Accelerated growth phase

Life science businesses often have quite an accelerated initial growth phase. If a life science business secures a contract with a significant cornerstone client, it can quickly reshape the enterprise, accelerating growth and attracting investor interest.

Within two to three years of its launch, a business can find itself looking for investment to finance growth or being approached by potential investors. For this reason, life science companies should start to consider their appetite for external investment from an early stage.

Find out what steps to take to get ready for investment

For many life science and pharmaceutical businesses, external investment is a core part of the long-term strategy – whether to fund a drug trial or a proof of concept, or to gain access to the resources and expertise required to expand into new markets.

For such companies, it is worth working with outside advisers, either formally or informally, in order to assess and discuss what steps the organisation needs to take to get ready for investment, even if a deal is not on the immediate horizon.

One area that often receives this kind of attention is tax, since there are many schemes and incentives on offer, and what might be in the business’s best interest now may not still be appropriate when investment is sought.

Fix your financial information

Having high-quality financial information can be a hugely powerful tool in any deal process.

Some companies shy away from developing their financial reporting, because of concerns that it will require a great deal of upheaval and expense. But for life science start-ups, the process can be relatively straightforward: these are often quite simple businesses, with a handful of key clients and a fairly simple cost base.

To upgrade a business’s financials may take no more extra resource than hiring part-time support or temporary assistance at key times. There is also the option of using the services of an outsourcing partner, which has the advantage that it allows those leading the business – usually scientists and technicians – to get on with what they do best.

Avoid any nasty surprises 

One of the advantages of getting a specialist to produce or review your financials is that it can uncover hidden issues, such as those that arise when small businesses have to make certain commercial decisions or concessions to secure contracts with big clients.

Such issues can include:

  • Commercial terms have been negotiated that mean money paid is in fact returnable, for example, if a project is cancelled.
  • Extended payment terms have been agreed that mean the business is funding its own working capital for longer than required.
  • Contracts have not been updated or renewed and may have been left on a rolling basis.

These are issues that a prospective investor may quickly uncover, and they can cause some concern.

They may not wholly derail an investment process, but it’s always better for business owners to know about any such issue ahead of time so that they can stay confident and in control.

Build your network

Many of the steps suggested above involve businesses starting to engage with external experts and advisers. At the start, these relationships don’t have to be particularly formal or expensive and, in fact, they tend to start small and develop over time.

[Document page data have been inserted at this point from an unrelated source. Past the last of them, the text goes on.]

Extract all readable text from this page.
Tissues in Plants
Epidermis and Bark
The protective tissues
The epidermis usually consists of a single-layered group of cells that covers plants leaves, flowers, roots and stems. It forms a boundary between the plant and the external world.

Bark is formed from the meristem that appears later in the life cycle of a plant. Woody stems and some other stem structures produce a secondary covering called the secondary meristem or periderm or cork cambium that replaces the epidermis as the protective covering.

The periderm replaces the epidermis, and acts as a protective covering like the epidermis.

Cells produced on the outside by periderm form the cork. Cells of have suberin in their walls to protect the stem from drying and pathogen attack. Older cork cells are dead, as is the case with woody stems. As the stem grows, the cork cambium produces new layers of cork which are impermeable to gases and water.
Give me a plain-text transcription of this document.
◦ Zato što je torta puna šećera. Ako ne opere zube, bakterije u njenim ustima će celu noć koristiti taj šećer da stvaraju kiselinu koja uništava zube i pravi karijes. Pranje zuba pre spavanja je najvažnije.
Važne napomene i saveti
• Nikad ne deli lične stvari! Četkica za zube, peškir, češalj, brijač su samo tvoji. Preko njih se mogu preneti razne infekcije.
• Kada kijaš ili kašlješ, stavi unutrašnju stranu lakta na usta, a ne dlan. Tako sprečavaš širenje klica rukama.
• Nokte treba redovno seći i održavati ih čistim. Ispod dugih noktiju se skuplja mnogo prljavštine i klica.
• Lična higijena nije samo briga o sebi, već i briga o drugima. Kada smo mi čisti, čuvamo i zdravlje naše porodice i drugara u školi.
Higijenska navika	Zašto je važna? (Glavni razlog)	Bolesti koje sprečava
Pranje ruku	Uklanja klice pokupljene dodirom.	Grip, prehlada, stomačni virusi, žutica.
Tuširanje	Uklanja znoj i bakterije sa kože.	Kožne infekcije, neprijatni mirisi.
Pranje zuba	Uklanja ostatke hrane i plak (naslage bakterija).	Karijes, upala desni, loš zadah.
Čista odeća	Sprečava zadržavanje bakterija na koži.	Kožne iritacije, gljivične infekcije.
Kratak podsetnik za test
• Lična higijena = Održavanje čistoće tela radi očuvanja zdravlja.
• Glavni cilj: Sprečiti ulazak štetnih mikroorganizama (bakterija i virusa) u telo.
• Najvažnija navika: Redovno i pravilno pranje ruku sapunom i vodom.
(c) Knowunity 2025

By building these connections and relationships long before an investment process begins, business owners will find that when the time comes for a deal – a process more intense, stressful and labour intensive than most people imagine – they have a network of specialists on hand to guide and support them, specialists who know them and their business.

And in my experience, it is this willingness to build a network that most often characterises those who get the smooth and successful deal process that they want.